Chemical reactions undergo the same mass loss as nuclear reactions. A fat molecule weighs very slightly more than the sum of it's parts. The resulting water and carbon dioxide products will weigh less than the reactants by exactly the amount of energy released. It's just much more difficult to notice because the amount of energy released is as much less.
I've heard of this as well. However, I assume this means that mass turns into kinetic energy specifically, right? And potential energy actually increases with mass? (This isn't something I've heard, it's just the only way I can make sense of things.)
Is this true? I was under the impression that the excess energy is due to the different bond energies of the input and output molecules and not due to mass to energy conversion.

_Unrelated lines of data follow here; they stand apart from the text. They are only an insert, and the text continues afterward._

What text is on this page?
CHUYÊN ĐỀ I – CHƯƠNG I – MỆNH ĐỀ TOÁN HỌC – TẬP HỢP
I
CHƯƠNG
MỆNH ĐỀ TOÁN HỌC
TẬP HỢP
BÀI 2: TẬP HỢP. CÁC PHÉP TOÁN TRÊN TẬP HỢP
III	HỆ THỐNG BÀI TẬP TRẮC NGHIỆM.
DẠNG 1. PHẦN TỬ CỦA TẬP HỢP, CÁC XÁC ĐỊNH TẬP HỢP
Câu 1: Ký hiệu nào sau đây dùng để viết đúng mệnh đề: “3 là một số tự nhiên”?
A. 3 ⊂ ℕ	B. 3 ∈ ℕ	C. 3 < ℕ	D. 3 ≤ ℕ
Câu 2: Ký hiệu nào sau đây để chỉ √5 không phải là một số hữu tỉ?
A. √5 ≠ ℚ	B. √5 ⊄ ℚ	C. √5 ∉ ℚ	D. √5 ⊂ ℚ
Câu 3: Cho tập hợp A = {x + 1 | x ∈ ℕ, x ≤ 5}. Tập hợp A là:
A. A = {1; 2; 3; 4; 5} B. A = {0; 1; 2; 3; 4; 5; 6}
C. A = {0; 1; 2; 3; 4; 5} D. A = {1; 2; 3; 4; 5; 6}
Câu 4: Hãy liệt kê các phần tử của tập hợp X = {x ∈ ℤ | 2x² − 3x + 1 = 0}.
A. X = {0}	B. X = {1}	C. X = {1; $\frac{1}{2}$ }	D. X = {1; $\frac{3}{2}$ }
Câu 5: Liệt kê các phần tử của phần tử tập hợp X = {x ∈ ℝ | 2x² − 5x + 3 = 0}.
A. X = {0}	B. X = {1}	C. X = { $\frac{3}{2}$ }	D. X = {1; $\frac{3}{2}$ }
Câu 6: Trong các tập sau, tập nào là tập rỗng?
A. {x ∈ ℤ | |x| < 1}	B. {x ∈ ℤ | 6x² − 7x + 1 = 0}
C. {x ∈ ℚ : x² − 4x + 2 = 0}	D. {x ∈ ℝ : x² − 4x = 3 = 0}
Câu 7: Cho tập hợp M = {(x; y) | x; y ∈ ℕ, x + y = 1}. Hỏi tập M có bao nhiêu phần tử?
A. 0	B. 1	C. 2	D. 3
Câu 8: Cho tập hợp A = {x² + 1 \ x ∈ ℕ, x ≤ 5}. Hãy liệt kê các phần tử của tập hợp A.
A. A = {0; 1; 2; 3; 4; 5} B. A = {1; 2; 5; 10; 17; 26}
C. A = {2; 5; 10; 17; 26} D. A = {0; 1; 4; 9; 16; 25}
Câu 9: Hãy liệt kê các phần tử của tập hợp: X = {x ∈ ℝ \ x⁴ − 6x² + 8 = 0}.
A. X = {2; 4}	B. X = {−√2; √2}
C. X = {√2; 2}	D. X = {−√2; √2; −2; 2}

The mass that's converted to energy in both chemical and nuclear reactions comes from differences in bond energies. Nuclear chemistry is about the bonds between subatomic particles, ordinary chemistry is about the bonds between atoms.
Mass-energy conversion isn't a special thing, it's universal. All energy has mass. When energy moves, mass moves, always.
I'm reasonably certain that this is not correct; this was a viewpoint held fairly briefly in the post-Einsteinian physics community, but abandoned because of a lack of evidence.
For the purposes of general relativity, stress-energy is the mass/energy hybrid quantity, but the equivalence is not literal in the sense that in a given inertial reference frame momentum does not attach to energy, but only to mass.